04-05-2025
- Business
- New Straits Times
LPI Capital faces exposure from Putra Heights gas blast?
KUALA LUMPUR: LPI Capital Bhd's potential exposure to the Putra Heights gas pipeline explosion may be minimal due to an Excess of Loss (XOL) treaty, a research house said,
The XOL ensures the reinsurer covers losses above the retention limit for properties and motor vehicles, according to Affin Hwang Investment Bank Bhd.
Affin Hwang expects LPI Capital's claims and combined ratios to stabilise in the coming quarters.
The research firm also noted that LPI Capital's net profit for the first quarter of 2025 (1Q25) was 3.3 per cent lower compared to the previous year.

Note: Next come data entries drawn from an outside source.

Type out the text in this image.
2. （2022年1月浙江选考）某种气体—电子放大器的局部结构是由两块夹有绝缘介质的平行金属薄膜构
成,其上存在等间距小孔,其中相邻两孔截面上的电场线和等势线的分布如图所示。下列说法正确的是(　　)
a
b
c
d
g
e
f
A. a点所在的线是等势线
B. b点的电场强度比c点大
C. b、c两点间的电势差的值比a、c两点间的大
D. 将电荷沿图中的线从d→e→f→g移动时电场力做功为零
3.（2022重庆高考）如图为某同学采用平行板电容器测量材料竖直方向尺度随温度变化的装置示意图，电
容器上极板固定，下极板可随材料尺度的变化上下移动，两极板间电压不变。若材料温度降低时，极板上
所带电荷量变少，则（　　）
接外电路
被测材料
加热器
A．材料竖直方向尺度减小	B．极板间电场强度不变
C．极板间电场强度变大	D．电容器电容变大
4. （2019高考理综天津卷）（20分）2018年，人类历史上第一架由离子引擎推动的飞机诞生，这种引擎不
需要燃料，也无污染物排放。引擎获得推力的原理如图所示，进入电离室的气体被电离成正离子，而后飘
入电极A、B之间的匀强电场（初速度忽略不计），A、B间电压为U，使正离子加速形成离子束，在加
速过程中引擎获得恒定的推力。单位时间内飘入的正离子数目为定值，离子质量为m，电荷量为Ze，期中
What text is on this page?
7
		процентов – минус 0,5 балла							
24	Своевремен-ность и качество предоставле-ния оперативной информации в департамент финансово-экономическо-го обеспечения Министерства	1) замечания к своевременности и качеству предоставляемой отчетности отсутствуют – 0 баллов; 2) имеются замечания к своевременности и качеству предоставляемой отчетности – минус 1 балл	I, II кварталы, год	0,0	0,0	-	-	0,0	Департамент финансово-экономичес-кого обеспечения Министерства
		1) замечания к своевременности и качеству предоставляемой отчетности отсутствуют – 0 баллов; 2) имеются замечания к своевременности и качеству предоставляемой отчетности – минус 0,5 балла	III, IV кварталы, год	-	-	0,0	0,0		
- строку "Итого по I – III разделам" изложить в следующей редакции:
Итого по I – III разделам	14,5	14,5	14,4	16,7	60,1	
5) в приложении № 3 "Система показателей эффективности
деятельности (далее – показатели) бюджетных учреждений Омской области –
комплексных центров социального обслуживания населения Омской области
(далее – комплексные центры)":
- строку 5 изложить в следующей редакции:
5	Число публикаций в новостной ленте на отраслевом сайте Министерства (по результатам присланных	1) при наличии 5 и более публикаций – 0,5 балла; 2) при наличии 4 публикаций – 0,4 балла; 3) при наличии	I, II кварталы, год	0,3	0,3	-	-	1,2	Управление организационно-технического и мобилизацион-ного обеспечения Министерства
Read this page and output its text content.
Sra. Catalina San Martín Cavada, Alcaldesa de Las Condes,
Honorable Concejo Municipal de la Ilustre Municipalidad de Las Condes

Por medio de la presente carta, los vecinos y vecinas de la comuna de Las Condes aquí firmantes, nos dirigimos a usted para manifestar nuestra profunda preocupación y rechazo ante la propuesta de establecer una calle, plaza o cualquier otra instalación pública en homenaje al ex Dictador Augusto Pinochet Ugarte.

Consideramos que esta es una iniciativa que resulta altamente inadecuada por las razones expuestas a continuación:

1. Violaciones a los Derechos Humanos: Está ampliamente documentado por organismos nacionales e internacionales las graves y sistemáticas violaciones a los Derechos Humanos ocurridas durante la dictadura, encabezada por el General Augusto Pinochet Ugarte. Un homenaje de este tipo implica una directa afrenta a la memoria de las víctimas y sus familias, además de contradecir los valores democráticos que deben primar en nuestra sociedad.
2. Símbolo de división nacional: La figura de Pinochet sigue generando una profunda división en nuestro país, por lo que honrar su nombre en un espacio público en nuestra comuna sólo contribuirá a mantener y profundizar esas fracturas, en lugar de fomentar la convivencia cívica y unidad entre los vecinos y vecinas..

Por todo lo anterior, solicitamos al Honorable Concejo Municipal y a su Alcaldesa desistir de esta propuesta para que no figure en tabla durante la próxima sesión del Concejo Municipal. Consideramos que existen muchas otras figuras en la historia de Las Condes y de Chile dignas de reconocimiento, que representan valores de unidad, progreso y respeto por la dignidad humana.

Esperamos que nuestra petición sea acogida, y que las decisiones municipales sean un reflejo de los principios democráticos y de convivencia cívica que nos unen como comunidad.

But this is in line with expectations, with weaker earnings mainly due to significantly higher claims in the insurer's fire and miscellaneous units.
Affin Hwang maintained its "Hold" rating on the insurance company with a target price of RM14.20, on a cum-special dividend basis.
This is is derived from a price to book value multiple target of 2.3 times on the 2025 book value per share of RM6.19.
"We have factored in a lower target multiple on LPI due to the impact of lower subsequent earnings loss of annual investment income from PBB's dividends, leading to a flat net profit in 2026," it adds.
Meanwhile, Kenanga Research said LPI Capital has yet to fully realise the synergistic benefits from its acquisition by Public Bank Bhd, despite making significant progress in its fire insurance segment.
Kenanga Research said the company has formed a working committee to gradually implement cross-selling strategies, with the integration of agency and branch networks expected by financial year 2026 (FY26).
LPI Capital received shareholder approval on April 29 for the sale of its 1.13 per cent stake in Public Bank.
The company aims to distribute around 70 per cent of the proceeds as special dividends, while the remainder will be used to expand its investment portfolio.
In the financial year 2024 (FY24), dividend income from Public Bank accounted for about RM44 million, or 12 per cent of total earnings.
"We opine the disposal of LPI's shares in Public Bank would be from September 2025, after receiving the bank's first interim dividend for financial year 2025 (FY25), yet still ahead of the December 2025 disposal deadline," it said.